The security restrictions of the
crossorigin Properties
Browser for content from different sources are of course not limited to <script> labels. Since XMLHttpRequest can break through this limitation through CORS, why is the resource referenced directly through the tag not available? Of course this is possible. The restrictions that
refer to different source script files for <script> labels also work on tags referencing different source picture files. If a label is a different source, once used in <canvas> drawing, the <canvas> will become a write-only state, ensuring that the site cannot steal unauthorized different source image data through JavaScript. Later tags solved the problem by introducing the Crossorigin attribute. If you use crossorigin= "anonymous", it is equivalent to an anonymous CORS, and if you use ' crossorigin= ' use-credentials, it is equivalent to a CORS with authentication.
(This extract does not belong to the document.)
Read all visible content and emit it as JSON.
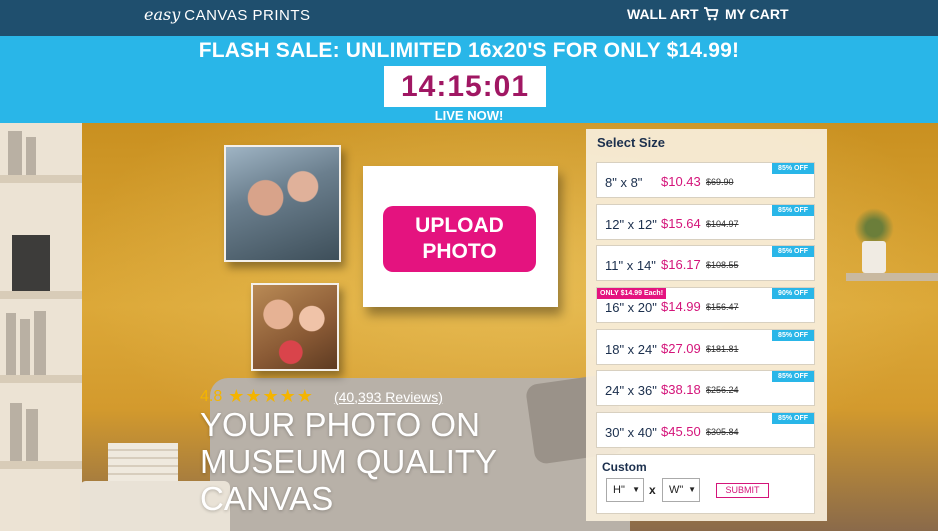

Since tags can do so, why <script> labels can't do that? The browser vendor then adds the same crossorigin attribute to the <script> tag to address the security restrictions mentioned above. Now the Chrome and Firefox support for this property is completely fine. Safari treats crossorigin= "anonymous" as crossorigin= "Use-credentials", and the result is that Safari will fail as a certificate if the server only supports anonymous CORS. Because the CDN server is designed to return only static content because of its performance, it is impossible to dynamically return the required HTTP Header,safari of the authentication CORS according to the request equivalent to not being able to use this feature to solve the above problem.
Summary
JavaScript exception handling looks simple, but it's not easy to really catch the exception and then analyze the attributes. Now, although there are third-party services that provide a Google Analytics service to capture JavaScript exceptions, it is necessary to make sure that the details and principles are made in your own hands.